What people in this category seem to say is that they need the ability
to visualize the "transform target" of the XML while they are writing
it. If they can get the whole job done by directly editing the target,
so much the better; but simultaneous visualization is a baseline
requirement. Len, if I understood him correctly, suggested that an ideal
editor would be multi-modal, allowing visualization in all the
application-specific domains a document traverses.
XML is also used as the syntax for several programming languages, most
notably XSLT. A programming language requires programming-specific
features, such as debugging, testing, dynamic visualization.
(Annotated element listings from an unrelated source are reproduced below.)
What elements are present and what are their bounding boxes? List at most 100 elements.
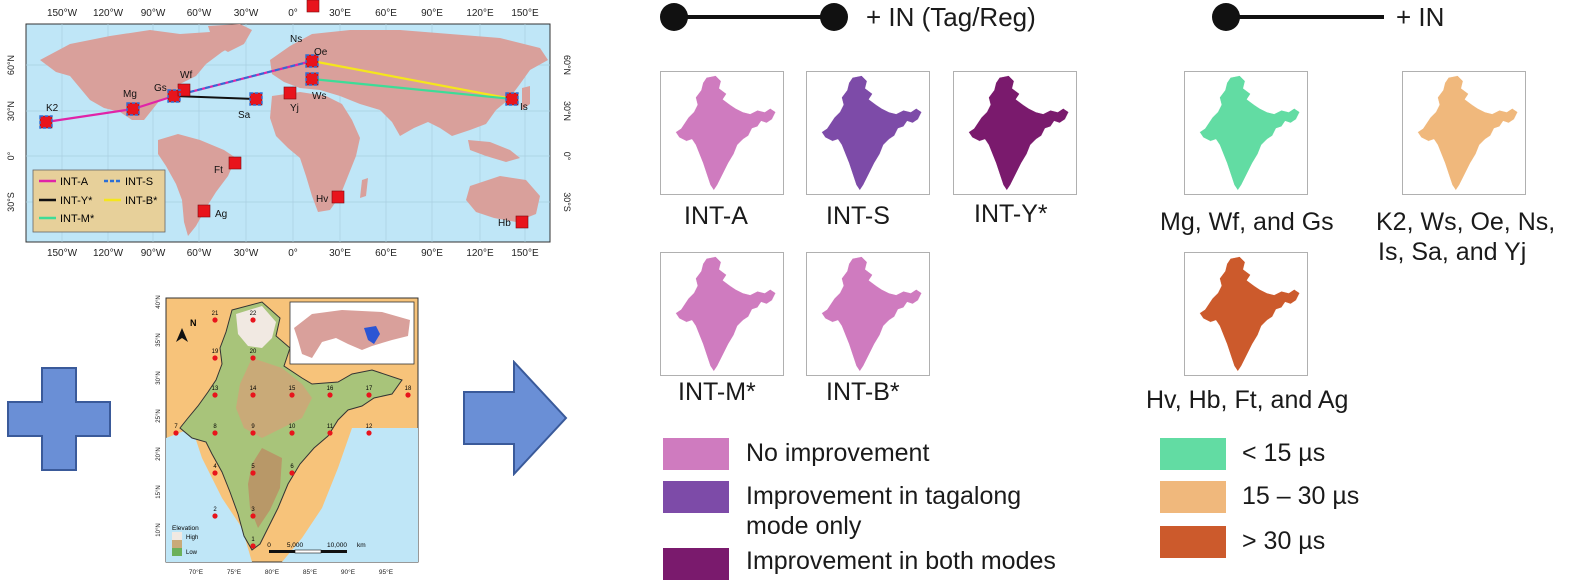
thumbnail-int-b xyxy=(806,252,930,376)
india-lat-tick: 25°N xyxy=(156,409,162,422)
header-right-label: + IN xyxy=(1396,2,1445,32)
station-number: 4 xyxy=(213,464,217,470)
station-number: 1 xyxy=(251,537,255,543)
site-label-gs: Gs xyxy=(154,83,167,94)
lat-tick-right: 30°S xyxy=(562,192,572,212)
world-map: K2 Mg Gs Wf Sa Yj Ns Oe Ws Is Ft Hv Ag H… xyxy=(6,0,572,259)
station-marker xyxy=(250,355,256,361)
plus-icon xyxy=(7,367,111,471)
legend-int-a: INT-A xyxy=(60,176,89,188)
lat-tick-right: 60°N xyxy=(562,55,572,75)
elevation-legend-low: Low xyxy=(186,550,198,556)
lat-tick-right: 0° xyxy=(562,152,572,161)
india-lat-tick: 30°N xyxy=(156,371,162,384)
site-label-hv: Hv xyxy=(316,194,328,205)
legend-gt-30: > 30 µs xyxy=(1242,527,1326,555)
thumbnail-int-m xyxy=(660,252,784,376)
legend-tagalong-line1: Improvement in tagalong xyxy=(746,482,1022,510)
india-elevation-map: N 1 2 3 4 5 6 7 8 9 10 11 12 13 14 15 16 17 18 19 20 21 22 40… xyxy=(152,288,422,578)
india-lat-tick: 35°N xyxy=(156,333,162,346)
station-marker xyxy=(173,430,179,436)
india-lat-tick: 20°N xyxy=(156,447,162,460)
station-marker xyxy=(289,470,295,476)
india-terrain xyxy=(179,301,403,551)
station-number: 17 xyxy=(366,386,373,392)
station-marker xyxy=(289,430,295,436)
lon-tick-top: 150°W xyxy=(47,8,78,19)
station-marker xyxy=(327,392,333,398)
north-label: N xyxy=(190,318,197,328)
station-marker xyxy=(250,470,256,476)
lon-tick-top: 120°W xyxy=(93,8,124,19)
station-number: 10 xyxy=(289,424,296,430)
station-number: 16 xyxy=(327,386,334,392)
thumbnail-mg-wf-gs xyxy=(1184,71,1308,195)
southeast-asia xyxy=(468,140,520,162)
lon-tick-top: 30°E xyxy=(329,8,351,19)
label-hv-hb-ft-ag: Hv, Hb, Ft, and Ag xyxy=(1146,386,1349,414)
india-lat-tick: 10°N xyxy=(156,523,162,536)
station-number: 20 xyxy=(250,349,257,355)
elevation-legend-high: High xyxy=(186,535,198,541)
label-int-b: INT-B* xyxy=(826,378,900,406)
station-marker xyxy=(250,317,256,323)
station-number: 21 xyxy=(212,311,219,317)
station-number: 12 xyxy=(366,424,373,430)
legend-int-y: INT-Y* xyxy=(60,195,93,207)
station-number: 7 xyxy=(174,424,178,430)
label-int-m: INT-M* xyxy=(678,378,756,406)
thumbnail-k2-group xyxy=(1402,71,1526,195)
site-label-hb: Hb xyxy=(498,218,511,229)
elevation-legend-title: Elevation xyxy=(172,525,199,532)
station-marker xyxy=(289,392,295,398)
station-marker xyxy=(212,470,218,476)
station-marker xyxy=(250,392,256,398)
scale-10000: 10,000 xyxy=(327,542,347,549)
site-label-ns: Ns xyxy=(290,34,302,45)
india-lon-tick: 90°E xyxy=(341,568,356,576)
lon-tick-top: 90°E xyxy=(421,8,443,19)
lat-tick-left: 60°N xyxy=(6,55,16,75)
station-number: 18 xyxy=(405,386,412,392)
station-number: 8 xyxy=(213,424,217,430)
station-number: 5 xyxy=(251,464,255,470)
site-label-ag: Ag xyxy=(215,209,227,220)
station-number: 9 xyxy=(251,424,255,430)
station-number: 6 xyxy=(290,464,294,470)
legend-lt-15: < 15 µs xyxy=(1242,439,1326,467)
lon-tick-bottom: 30°W xyxy=(234,248,259,259)
lat-tick-left: 30°S xyxy=(6,192,16,212)
lon-tick-bottom: 90°E xyxy=(421,248,443,259)
station-marker xyxy=(212,317,218,323)
scale-5000: 5,000 xyxy=(287,542,304,549)
arrow-right-icon xyxy=(463,360,568,476)
legend-tagalong-line2: mode only xyxy=(746,512,862,540)
label-k2-group-line1: K2, Ws, Oe, Ns, xyxy=(1376,208,1556,236)
label-mg-wf-gs: Mg, Wf, and Gs xyxy=(1160,208,1334,236)
legend-int-s: INT-S xyxy=(125,176,153,188)
lon-tick-bottom: 120°E xyxy=(466,248,494,259)
japan xyxy=(522,86,530,110)
india-lon-tick: 75°E xyxy=(227,568,242,576)
lon-tick-bottom: 30°E xyxy=(329,248,351,259)
site-label-k2: K2 xyxy=(46,103,59,114)
legend-15-30: 15 – 30 µs xyxy=(1242,482,1360,510)
station-number: 22 xyxy=(250,311,257,317)
connector-two-dot-icon xyxy=(660,3,848,31)
station-marker xyxy=(212,513,218,519)
south-america xyxy=(158,134,236,236)
lon-tick-top: 30°W xyxy=(234,8,259,19)
site-label-wf: Wf xyxy=(180,70,192,81)
lon-tick-bottom: 60°E xyxy=(375,248,397,259)
station-number: 11 xyxy=(327,424,334,430)
site-label-mg: Mg xyxy=(123,89,137,100)
lon-tick-bottom: 150°E xyxy=(511,248,539,259)
station-marker xyxy=(250,543,256,549)
thumbnail-int-y xyxy=(953,71,1077,195)
lon-tick-bottom: 120°W xyxy=(93,248,124,259)
madagascar xyxy=(360,178,368,198)
india-lon-tick: 85°E xyxy=(303,568,318,576)
swatch-gt-30 xyxy=(1160,526,1226,558)
site-label-sa: Sa xyxy=(238,110,251,121)
station-number: 3 xyxy=(251,507,255,513)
Last but not least, there are those who want to visualize a document
primarily as pure hierarchical structure. These people seem to me to be
in the "outline editor" tradition and seem to feel most strongly about
validity-driven editing.
These four editing modes, textual, representational, behavioral and
hierarchical, all seem to me to be intrinsic to XML, which is at once
text, a syntax for application-specific languages, some of which are
programming languages, and a hierarchical specification. If there were,
or could be, one magical editor that brought all these together (with no
overhead, for all application domains of interest) then probably
everyone would use that, because it is obvious that these modes are
complementary. Sometimes one would use one mode, sometimes another,
whatever got today's job done most efficiently. But of course no such
editor is likely to appear, even setting aside the impossibilities of
providing visualization for all application domains or magically
delivering extra features at no cost. In the real world, we will be
served by editors that either try to do one mode in one domain very well
or try to do several modes/domains simultaneously (employing plugins,
dependency injection, etc.) but perhaps inevitably are not quite as good
as the best-in-class restricted-mode/domain editors.
That is really the end of my comment, except for this: It seems very
strange that in this entire thread about XML editors no one has
mentioned the elephant in the living room.